Hükümetin, Lübnan'a asker göndermenin ağır risk ve tehlikeleri
konusundaki telkin ve uyarıları göz ardı ettiğini iddia eden
Bahçeli, açıklamasında şunları kaydetti: ''Siyasi ömrünü birkaç ay
daha uzatabilme hesabıyla ABD'ye ve AB'ye olan diyet borcunun son
taksitini Türkiye'yi Lübnan macerasına sürükleyerek ödeme yolunu
seçmiştir. Bugün yaşananlar, hesap verme gününün geldiğini görmenin
korkusu ve telaşı içinde hezeyan girdabında boğulmakta olan AKP'nin
son çırpınışlarıdır.
Başbakan Recep Tayyip Erdoğan'ın dün yaptığı Ulusa Sesleniş
konuşmasında başlattığı ihanet tartışması, bu ruh halinin bir
aynası olmuştur. Başbakan Erdoğan, konuşmasında Türkiye'nin
bölgesindeki gelişmelere seyirci kalmasının tarihimize,
geleceğimize ve milli çıkarlarımıza ihanet olacağı hezeyanını
seslendirmiştir. Kendisine buradan hatırlatmaz isteriz ki, AKP
döneminde yapılanların hesabı yakında bir bir sorulduğunda, ihanet
erbabının kimler olduğu bütün çıplaklığıyla ortaya çıkacaktır.
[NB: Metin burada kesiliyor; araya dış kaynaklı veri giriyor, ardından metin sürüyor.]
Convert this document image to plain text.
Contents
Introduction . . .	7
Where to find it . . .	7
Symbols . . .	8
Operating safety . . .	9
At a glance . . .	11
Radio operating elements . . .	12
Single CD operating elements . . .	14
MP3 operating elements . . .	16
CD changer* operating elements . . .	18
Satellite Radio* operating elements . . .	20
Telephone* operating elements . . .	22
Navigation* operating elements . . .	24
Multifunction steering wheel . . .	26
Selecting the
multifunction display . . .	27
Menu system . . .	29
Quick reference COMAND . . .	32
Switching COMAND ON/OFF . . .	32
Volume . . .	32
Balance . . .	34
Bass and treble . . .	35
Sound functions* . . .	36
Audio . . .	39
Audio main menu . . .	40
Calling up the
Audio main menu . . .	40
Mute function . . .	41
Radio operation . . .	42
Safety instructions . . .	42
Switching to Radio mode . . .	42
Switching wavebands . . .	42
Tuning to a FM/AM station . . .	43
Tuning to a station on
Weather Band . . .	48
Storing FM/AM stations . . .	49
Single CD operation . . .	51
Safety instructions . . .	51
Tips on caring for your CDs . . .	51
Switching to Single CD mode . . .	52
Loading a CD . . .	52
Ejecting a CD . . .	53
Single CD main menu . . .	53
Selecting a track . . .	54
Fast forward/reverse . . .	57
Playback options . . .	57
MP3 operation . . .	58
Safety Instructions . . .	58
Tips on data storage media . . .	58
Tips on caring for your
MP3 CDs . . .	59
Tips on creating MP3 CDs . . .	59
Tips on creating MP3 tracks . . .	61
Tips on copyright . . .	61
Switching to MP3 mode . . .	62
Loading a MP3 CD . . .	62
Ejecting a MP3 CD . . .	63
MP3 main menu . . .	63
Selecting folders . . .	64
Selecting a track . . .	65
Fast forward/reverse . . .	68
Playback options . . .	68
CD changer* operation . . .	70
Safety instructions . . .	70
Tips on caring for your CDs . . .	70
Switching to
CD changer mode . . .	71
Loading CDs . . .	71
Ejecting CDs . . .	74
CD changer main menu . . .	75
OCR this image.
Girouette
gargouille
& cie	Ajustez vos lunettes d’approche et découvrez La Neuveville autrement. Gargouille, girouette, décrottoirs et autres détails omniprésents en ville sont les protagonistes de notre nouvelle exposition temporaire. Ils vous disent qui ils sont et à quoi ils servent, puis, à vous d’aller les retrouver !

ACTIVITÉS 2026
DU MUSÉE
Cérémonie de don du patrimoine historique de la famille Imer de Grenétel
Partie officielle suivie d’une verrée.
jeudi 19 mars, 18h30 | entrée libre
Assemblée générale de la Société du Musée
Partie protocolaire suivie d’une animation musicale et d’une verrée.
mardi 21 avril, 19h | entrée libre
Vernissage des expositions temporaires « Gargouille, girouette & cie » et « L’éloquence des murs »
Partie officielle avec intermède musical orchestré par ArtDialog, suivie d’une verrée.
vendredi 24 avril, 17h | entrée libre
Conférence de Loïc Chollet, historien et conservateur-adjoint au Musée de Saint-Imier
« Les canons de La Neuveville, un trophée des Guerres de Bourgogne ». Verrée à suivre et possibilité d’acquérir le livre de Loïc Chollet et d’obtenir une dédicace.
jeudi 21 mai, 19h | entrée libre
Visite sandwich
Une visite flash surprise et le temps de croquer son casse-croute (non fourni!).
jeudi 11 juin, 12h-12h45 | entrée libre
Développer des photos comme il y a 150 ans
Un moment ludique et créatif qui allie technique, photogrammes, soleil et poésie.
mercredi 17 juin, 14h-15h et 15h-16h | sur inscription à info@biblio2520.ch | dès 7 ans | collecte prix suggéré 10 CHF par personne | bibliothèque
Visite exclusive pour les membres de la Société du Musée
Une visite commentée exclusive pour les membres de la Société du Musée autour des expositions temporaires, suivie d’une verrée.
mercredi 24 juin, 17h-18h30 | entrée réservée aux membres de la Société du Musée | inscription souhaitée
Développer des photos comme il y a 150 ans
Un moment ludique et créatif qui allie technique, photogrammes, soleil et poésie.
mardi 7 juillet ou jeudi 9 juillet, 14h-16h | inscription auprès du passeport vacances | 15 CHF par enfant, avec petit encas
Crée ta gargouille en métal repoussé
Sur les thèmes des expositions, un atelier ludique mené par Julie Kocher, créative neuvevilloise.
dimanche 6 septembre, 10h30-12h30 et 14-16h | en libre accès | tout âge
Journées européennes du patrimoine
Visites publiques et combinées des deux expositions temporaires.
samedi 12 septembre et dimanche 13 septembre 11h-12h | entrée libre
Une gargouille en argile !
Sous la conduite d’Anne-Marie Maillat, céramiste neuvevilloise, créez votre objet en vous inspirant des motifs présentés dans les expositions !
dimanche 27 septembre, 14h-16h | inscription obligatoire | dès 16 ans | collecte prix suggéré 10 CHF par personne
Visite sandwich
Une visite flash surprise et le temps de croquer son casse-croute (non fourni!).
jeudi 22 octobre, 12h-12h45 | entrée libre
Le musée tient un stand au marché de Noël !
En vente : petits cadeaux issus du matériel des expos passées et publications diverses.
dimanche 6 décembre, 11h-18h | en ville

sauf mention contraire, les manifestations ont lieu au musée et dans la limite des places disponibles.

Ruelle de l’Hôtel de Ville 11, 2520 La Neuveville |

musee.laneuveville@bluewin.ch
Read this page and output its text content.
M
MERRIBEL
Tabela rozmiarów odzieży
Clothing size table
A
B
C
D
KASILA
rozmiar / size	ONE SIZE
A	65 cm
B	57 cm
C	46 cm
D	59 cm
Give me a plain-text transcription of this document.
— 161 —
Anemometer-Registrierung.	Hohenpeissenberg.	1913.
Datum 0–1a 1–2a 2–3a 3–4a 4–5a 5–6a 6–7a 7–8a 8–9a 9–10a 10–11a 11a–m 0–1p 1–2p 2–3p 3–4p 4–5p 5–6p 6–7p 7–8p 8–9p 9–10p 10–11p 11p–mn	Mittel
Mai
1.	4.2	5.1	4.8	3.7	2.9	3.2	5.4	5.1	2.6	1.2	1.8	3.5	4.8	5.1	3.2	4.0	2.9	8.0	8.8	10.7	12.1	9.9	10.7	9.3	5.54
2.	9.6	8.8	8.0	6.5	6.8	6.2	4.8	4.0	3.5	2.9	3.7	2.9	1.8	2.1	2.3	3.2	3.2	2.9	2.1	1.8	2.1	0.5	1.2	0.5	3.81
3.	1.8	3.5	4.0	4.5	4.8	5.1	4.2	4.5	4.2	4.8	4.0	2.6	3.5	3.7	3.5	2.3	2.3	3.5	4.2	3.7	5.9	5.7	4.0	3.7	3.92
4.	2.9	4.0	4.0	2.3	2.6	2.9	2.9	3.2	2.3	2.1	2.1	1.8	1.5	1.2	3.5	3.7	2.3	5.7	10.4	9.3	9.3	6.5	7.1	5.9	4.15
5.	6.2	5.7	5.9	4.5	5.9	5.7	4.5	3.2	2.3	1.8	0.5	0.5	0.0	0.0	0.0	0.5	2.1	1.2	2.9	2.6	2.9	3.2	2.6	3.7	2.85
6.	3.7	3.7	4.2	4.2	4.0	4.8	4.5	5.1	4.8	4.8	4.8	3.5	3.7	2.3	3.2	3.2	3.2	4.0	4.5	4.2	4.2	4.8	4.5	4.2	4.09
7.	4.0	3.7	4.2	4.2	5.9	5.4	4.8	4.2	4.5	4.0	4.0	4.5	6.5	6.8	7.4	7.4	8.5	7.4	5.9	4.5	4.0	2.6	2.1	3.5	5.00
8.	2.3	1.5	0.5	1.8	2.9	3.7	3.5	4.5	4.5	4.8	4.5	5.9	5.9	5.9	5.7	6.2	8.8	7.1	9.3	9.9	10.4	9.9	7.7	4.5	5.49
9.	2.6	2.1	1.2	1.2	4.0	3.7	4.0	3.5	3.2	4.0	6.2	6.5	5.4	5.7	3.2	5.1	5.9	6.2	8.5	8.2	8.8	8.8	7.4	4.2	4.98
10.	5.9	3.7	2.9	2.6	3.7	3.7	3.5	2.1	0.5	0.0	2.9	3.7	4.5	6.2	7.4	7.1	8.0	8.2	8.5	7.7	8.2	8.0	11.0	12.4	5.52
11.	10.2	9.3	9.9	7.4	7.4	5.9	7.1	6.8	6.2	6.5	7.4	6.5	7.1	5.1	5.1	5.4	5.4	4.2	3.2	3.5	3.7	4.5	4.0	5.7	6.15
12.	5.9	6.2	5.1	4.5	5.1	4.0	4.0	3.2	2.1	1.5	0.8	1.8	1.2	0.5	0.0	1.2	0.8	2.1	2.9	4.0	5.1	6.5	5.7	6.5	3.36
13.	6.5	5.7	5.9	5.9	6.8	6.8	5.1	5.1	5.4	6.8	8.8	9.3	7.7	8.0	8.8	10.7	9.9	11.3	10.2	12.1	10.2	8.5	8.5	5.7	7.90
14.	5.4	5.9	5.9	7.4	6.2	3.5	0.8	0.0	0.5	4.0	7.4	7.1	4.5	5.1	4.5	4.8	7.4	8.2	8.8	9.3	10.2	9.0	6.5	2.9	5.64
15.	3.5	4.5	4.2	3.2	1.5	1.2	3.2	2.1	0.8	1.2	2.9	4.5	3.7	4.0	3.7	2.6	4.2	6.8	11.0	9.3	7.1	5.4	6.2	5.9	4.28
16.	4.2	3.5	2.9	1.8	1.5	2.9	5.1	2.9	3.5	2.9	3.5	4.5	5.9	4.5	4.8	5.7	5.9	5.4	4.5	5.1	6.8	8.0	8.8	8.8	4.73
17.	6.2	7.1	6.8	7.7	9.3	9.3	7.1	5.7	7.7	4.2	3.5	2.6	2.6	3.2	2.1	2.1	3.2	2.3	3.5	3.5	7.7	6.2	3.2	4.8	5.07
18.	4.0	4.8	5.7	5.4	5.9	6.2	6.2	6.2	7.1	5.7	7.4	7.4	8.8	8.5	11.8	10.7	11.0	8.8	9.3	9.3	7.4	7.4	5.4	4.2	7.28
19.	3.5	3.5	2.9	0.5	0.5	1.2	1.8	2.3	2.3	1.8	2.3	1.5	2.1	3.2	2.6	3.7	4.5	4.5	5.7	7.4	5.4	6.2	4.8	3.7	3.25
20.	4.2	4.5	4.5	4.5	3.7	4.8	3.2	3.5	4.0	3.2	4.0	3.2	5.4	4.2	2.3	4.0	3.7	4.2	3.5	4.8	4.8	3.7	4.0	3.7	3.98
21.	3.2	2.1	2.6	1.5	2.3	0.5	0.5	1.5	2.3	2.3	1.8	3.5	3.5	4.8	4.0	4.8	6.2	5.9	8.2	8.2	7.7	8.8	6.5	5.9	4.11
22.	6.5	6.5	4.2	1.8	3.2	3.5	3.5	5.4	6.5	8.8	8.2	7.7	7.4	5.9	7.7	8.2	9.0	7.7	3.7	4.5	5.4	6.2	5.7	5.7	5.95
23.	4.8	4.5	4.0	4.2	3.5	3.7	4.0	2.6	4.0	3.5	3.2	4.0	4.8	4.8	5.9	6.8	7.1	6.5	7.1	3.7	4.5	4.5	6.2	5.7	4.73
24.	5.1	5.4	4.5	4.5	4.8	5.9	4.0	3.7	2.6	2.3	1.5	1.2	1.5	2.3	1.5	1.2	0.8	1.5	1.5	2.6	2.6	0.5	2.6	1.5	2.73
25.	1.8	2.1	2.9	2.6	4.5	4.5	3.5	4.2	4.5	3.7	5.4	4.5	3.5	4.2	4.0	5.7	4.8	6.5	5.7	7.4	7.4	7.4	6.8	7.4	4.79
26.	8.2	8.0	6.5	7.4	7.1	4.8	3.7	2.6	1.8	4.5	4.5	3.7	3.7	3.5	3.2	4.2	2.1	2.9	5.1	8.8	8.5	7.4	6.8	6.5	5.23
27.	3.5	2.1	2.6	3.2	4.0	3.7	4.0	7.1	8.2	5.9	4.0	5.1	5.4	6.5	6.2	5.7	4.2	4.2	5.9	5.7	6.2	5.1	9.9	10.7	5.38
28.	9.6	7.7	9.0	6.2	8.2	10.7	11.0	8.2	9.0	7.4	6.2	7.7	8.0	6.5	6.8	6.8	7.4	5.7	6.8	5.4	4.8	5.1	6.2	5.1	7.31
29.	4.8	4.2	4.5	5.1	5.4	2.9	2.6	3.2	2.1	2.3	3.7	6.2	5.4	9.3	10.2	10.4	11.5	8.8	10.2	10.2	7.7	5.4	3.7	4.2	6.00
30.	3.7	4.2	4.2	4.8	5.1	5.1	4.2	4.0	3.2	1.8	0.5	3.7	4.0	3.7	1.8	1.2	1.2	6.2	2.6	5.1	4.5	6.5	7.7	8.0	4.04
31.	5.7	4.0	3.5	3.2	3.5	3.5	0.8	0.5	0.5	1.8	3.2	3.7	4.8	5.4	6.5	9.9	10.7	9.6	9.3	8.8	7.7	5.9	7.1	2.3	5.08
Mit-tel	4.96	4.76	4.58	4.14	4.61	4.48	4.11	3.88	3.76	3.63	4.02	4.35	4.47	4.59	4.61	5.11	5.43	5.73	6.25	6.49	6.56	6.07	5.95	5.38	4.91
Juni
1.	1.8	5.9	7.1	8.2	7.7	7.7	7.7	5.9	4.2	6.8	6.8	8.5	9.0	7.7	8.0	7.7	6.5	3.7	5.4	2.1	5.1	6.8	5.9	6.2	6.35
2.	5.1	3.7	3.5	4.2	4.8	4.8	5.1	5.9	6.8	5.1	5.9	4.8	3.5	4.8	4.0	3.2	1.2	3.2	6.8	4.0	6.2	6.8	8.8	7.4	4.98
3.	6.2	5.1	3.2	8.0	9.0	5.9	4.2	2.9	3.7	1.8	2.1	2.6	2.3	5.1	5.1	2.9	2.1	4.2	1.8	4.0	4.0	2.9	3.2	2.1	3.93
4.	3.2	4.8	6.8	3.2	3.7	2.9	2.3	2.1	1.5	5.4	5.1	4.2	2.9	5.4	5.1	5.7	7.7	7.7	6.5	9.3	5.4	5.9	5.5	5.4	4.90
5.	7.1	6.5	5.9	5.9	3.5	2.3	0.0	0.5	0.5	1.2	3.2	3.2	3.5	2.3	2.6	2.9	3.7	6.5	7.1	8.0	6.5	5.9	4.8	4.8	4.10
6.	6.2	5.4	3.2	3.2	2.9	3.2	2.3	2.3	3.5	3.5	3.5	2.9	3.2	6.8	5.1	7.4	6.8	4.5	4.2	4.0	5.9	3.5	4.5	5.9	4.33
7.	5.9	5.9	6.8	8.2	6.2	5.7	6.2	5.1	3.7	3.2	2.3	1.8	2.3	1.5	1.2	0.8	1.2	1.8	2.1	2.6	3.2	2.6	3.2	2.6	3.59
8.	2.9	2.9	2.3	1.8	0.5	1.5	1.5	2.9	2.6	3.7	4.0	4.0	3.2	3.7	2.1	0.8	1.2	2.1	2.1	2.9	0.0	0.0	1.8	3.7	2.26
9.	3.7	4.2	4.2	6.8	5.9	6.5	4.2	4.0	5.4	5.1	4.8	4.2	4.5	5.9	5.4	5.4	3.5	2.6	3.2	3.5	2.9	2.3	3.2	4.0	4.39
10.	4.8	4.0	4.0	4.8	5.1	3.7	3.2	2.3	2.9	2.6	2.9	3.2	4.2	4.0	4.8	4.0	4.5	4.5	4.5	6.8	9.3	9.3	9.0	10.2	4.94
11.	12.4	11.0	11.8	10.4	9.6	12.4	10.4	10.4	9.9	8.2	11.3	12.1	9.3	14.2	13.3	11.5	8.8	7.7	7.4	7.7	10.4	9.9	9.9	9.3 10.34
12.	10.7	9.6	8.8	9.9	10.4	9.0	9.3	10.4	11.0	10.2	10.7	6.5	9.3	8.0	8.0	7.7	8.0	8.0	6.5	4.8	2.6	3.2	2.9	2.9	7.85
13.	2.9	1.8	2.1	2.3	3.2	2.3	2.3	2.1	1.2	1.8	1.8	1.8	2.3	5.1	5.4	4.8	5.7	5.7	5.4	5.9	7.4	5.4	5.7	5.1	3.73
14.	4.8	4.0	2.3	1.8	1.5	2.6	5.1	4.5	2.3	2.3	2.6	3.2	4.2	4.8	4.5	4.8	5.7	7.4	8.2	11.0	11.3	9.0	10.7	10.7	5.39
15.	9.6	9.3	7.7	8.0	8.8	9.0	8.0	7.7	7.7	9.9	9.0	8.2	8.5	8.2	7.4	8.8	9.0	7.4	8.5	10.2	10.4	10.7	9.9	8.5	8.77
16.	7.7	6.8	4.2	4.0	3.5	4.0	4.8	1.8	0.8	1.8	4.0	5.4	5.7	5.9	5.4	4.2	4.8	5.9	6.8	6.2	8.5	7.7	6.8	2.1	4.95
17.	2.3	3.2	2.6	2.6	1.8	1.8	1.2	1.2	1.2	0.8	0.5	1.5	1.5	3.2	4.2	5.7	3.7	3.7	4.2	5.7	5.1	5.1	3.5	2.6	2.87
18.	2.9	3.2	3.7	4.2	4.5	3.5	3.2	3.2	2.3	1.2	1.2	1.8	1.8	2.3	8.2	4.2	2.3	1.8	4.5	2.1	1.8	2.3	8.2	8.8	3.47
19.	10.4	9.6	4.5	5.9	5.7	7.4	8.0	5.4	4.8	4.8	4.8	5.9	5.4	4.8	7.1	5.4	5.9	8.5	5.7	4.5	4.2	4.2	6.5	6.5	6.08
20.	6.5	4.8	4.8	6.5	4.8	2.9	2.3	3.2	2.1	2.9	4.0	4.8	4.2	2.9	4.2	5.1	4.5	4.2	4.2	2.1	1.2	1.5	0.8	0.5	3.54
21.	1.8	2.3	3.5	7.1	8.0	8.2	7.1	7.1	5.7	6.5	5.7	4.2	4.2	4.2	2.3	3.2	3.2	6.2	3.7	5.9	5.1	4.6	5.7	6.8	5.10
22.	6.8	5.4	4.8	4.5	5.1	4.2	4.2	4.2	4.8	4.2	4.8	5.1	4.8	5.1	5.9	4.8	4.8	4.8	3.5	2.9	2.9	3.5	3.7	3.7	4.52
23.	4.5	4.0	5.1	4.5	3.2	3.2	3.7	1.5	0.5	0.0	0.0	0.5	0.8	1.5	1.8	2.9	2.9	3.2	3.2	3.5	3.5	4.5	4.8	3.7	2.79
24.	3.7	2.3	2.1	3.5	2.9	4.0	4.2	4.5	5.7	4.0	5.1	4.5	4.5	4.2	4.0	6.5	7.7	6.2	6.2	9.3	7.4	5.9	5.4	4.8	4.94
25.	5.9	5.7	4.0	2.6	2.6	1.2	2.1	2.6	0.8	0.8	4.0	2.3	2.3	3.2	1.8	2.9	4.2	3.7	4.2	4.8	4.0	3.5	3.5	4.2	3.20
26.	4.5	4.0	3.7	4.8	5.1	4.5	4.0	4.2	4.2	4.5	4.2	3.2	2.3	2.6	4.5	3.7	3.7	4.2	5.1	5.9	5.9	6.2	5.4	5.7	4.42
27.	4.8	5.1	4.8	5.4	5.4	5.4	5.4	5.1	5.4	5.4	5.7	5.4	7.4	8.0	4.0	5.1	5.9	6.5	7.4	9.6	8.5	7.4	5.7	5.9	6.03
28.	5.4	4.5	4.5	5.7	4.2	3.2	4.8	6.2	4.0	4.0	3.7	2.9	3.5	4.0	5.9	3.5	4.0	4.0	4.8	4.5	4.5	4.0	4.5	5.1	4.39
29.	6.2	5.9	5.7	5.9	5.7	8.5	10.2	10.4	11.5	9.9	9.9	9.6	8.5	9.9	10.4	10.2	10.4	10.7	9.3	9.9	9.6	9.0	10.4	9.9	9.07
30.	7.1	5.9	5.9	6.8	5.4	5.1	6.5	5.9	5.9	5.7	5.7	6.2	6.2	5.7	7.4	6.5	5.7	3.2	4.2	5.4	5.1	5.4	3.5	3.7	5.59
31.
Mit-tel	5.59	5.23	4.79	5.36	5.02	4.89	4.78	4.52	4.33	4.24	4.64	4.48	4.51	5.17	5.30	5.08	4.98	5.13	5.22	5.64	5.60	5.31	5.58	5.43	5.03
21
Lübnan'a asker gönderme kararını haklı göstermek için üretilen
sahte gerekçelerin tümü safsatadan öte bir anlam taşımamaktadır.
AKP tecrübesinin bedelini çok ağır biçimde ödeyen aziz milletimiz,
aklı ve idrakiyle alay eden ilkesiz karaborsacıların yalanlarına
inanmamayı artık öğrenmiştir. AKP'nin yalan, takiye ve hileden
ibaret olan siyasi sermayesi artık tükenmiştir.''
''KARA MİZAH ÖRNEĞİ''
Hükümetin Lübnan'a asker gönderilmesini savunmasının Türk siyasi
tarihine bir ''kara mizah örneği'' olarak geçeceğini ileri süren
Bahçeli, ''Türkiye'nin milli çıkarlarını Kıbrıs'ta ve Kuzey Irak'ta
hatırlamayan Başbakan Erdoğan'ın şimdi yaptığı, AKP hanedanlığını
sürdürmek için bel bağladığı koltuk değneklerine olan destek
bedelini milli çıkarlarımızı maske yaparak Türkiye'nin sırtından
ödetmeye çalışmaktır'' dedi.
Türkiye'nin milli çıkarlarından bahsetmek için önce siyasi sicilin
temiz olması gerektiğini ifade eden Bahçeli, Irak'ta Türkmenlerin
sıkıntılarına göz yumulduğunu, Kıbrıs'ta Türk varlığının yok olmaya
mahkum edildiğini savundu. Bahçeli, şöyle devam etti: ''Kuzey
Irak'taki terör yuvalarına karşı Türkiye'nin meşru hakkı olan sınır
ötesi operasyonları rafa kaldıran AKP hükümeti, bunun yerine
Lübnan'da BM operasyonlarına katılmak için yüce Meclis'i toplantıya
çağırmaktadır.
Bölücü terörün büyük şehirleri ve tatil beldelerini kan gölüne
çevirdiği, ormanlarımızın hain militanlar tarafından her gün
kundaklandığı ve Antalya, Marmaris, Mersin, Adana ve İstanbul'da
bombaların birbiri ardından patladığı bir dönemde tatilde olan ve
bu vahim olayları tribünden bir seyirci gibi izleyen hükümet, hiç
sıkılmadan Türk askerini Lübnan yangınının içine atmayı
amaçlamaktadır. Türkiye'nin milli güvenliğini sağlamada emsali
olmayan bir acz sergileyen AKP hükümetinin, buna karşılık ABD'ye
yaranma düşüncesiyle Lübnan topraklarında İsrail adına polislik
görevi üstlenmek için can atması, Türkiye'ye şeref ve itibar
kazandırmayacaktır.''
ABD'nin PKK terörü karşısında sergilediği tutumun da endişe verici
olduğunu savunan Devlet Bahçeli, siyasi irade oluşmadığı sürece
ABD'nin PKK koordinatörü atamasının da fiiliyatta hiçbir anlam
taşımayacağını ileri sürdü. Hükümetin Türkiye'nin büyük ülke
olduğunu Kuzey Irak'ta değil Lübnan'da göstermek için TBMM'yi
göreve çağırdığını iddia eden Bahçeli, ''Hükümetin Lübnan'a asker
gönderme konusundaki izin talebi artık TBMM'nin önündedir. Türk
milletinin temsilcileri olan milletvekilleri, şimdi vicdanları ve
tarihi sorumluluklarıyla baş başa kalarak bir karar vereceklerdir''
dedi.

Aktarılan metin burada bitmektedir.